Niepokojące zgłoszenie wpłynęło do dyżurnego w sobotę ok. godz. 15:00. Mężczyzna powiedział, że rzekomo jest nosicielem wirusa i poprosił o pilny przyjazd karetki. Zaalarmowani ratownicy natychmiast ruszyli do miejscowości Staniowice w gminie Sobków, po przyjeździe karetki nieodpowiedzialność 37-latka natychmiast wyszła na jaw.
Mężczyzna oświadczył, że nie jest nosicielem żadnego wirusa, a po protu liczył na... darmowy powrót do domu. Ratownicy nie podeszli ze zrozumieniem do jego propozycji, postanowili natomiast wezwać na miejsce policję, zwłaszcza że od 37-latka czuć było wyraźną woń wysokoprocentowych trunków.

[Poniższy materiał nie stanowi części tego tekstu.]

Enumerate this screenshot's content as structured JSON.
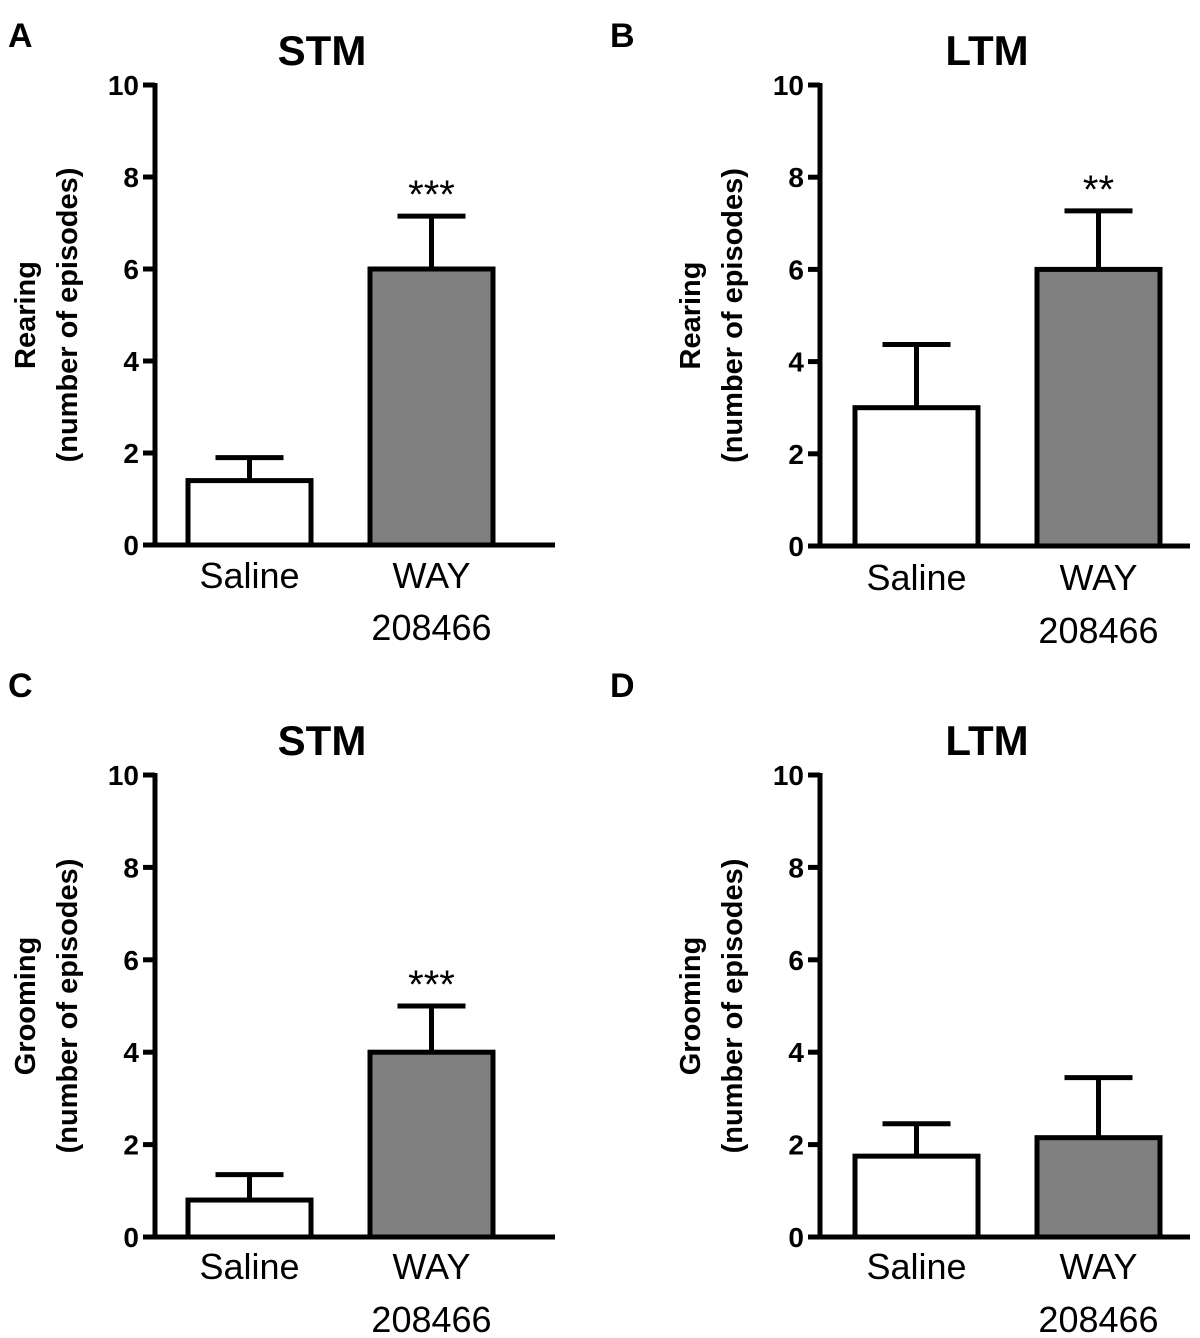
{
  "figure": {
    "colors": {
      "axis": "#000000",
      "saline_fill": "#ffffff",
      "drug_fill": "#808080"
    }
  },
  "chart_data": [
    {
      "panel": "A",
      "type": "bar",
      "title": "STM",
      "ylabel_line1": "Rearing",
      "ylabel_line2": "(number of episodes)",
      "ylim": [
        0,
        10
      ],
      "yticks": [
        "0",
        "2",
        "4",
        "6",
        "8",
        "10"
      ],
      "categories": [
        {
          "line1": "Saline",
          "line2": ""
        },
        {
          "line1": "WAY",
          "line2": "208466"
        }
      ],
      "values": [
        1.4,
        6.0
      ],
      "errors": [
        0.5,
        1.15
      ],
      "significance": [
        "",
        "***"
      ]
    },
    {
      "panel": "B",
      "type": "bar",
      "title": "LTM",
      "ylabel_line1": "Rearing",
      "ylabel_line2": "(number of episodes)",
      "ylim": [
        0,
        10
      ],
      "yticks": [
        "0",
        "2",
        "4",
        "6",
        "8",
        "10"
      ],
      "categories": [
        {
          "line1": "Saline",
          "line2": ""
        },
        {
          "line1": "WAY",
          "line2": "208466"
        }
      ],
      "values": [
        3.0,
        6.0
      ],
      "errors": [
        1.37,
        1.27
      ],
      "significance": [
        "",
        "**"
      ]
    },
    {
      "panel": "C",
      "type": "bar",
      "title": "STM",
      "ylabel_line1": "Grooming",
      "ylabel_line2": "(number of episodes)",
      "ylim": [
        0,
        10
      ],
      "yticks": [
        "0",
        "2",
        "4",
        "6",
        "8",
        "10"
      ],
      "categories": [
        {
          "line1": "Saline",
          "line2": ""
        },
        {
          "line1": "WAY",
          "line2": "208466"
        }
      ],
      "values": [
        0.8,
        4.0
      ],
      "errors": [
        0.55,
        1.0
      ],
      "significance": [
        "",
        "***"
      ]
    },
    {
      "panel": "D",
      "type": "bar",
      "title": "LTM",
      "ylabel_line1": "Grooming",
      "ylabel_line2": "(number of episodes)",
      "ylim": [
        0,
        10
      ],
      "yticks": [
        "0",
        "2",
        "4",
        "6",
        "8",
        "10"
      ],
      "categories": [
        {
          "line1": "Saline",
          "line2": ""
        },
        {
          "line1": "WAY",
          "line2": "208466"
        }
      ],
      "values": [
        1.75,
        2.15
      ],
      "errors": [
        0.7,
        1.3
      ],
      "significance": [
        "",
        ""
      ]
    }
  ]
}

Po chwili przyjechała policja, a miłośnik napojów wyskokowych od razu zdał sobie sprawę z powagi sytuacji. Postanowił... uciec! Funkcjonariusze jednak szybko złapali pijanego uciekiniera.
Polecany artykuł:
Zamiast w przytulnym łóżku w domu, 37-latek spędził noc w zimnej celi. Nie wiadomo jak bardzo był pijany, ponieważ odmówił badania alkomatem, jednak jedno jest pewne - jeśli chodzi o alkohol, to mężczyzna spod Jędrzejowa nie jest jaroszem. Nazajutrz, w niedzielne przedpołudnie, wydmuchał aż promil alkoholu!
Za postawienie służb na nogi i interwencję może grozić nawet 1500 zł kary. Nierozsądne postępowanie 37-latka oceni sąd.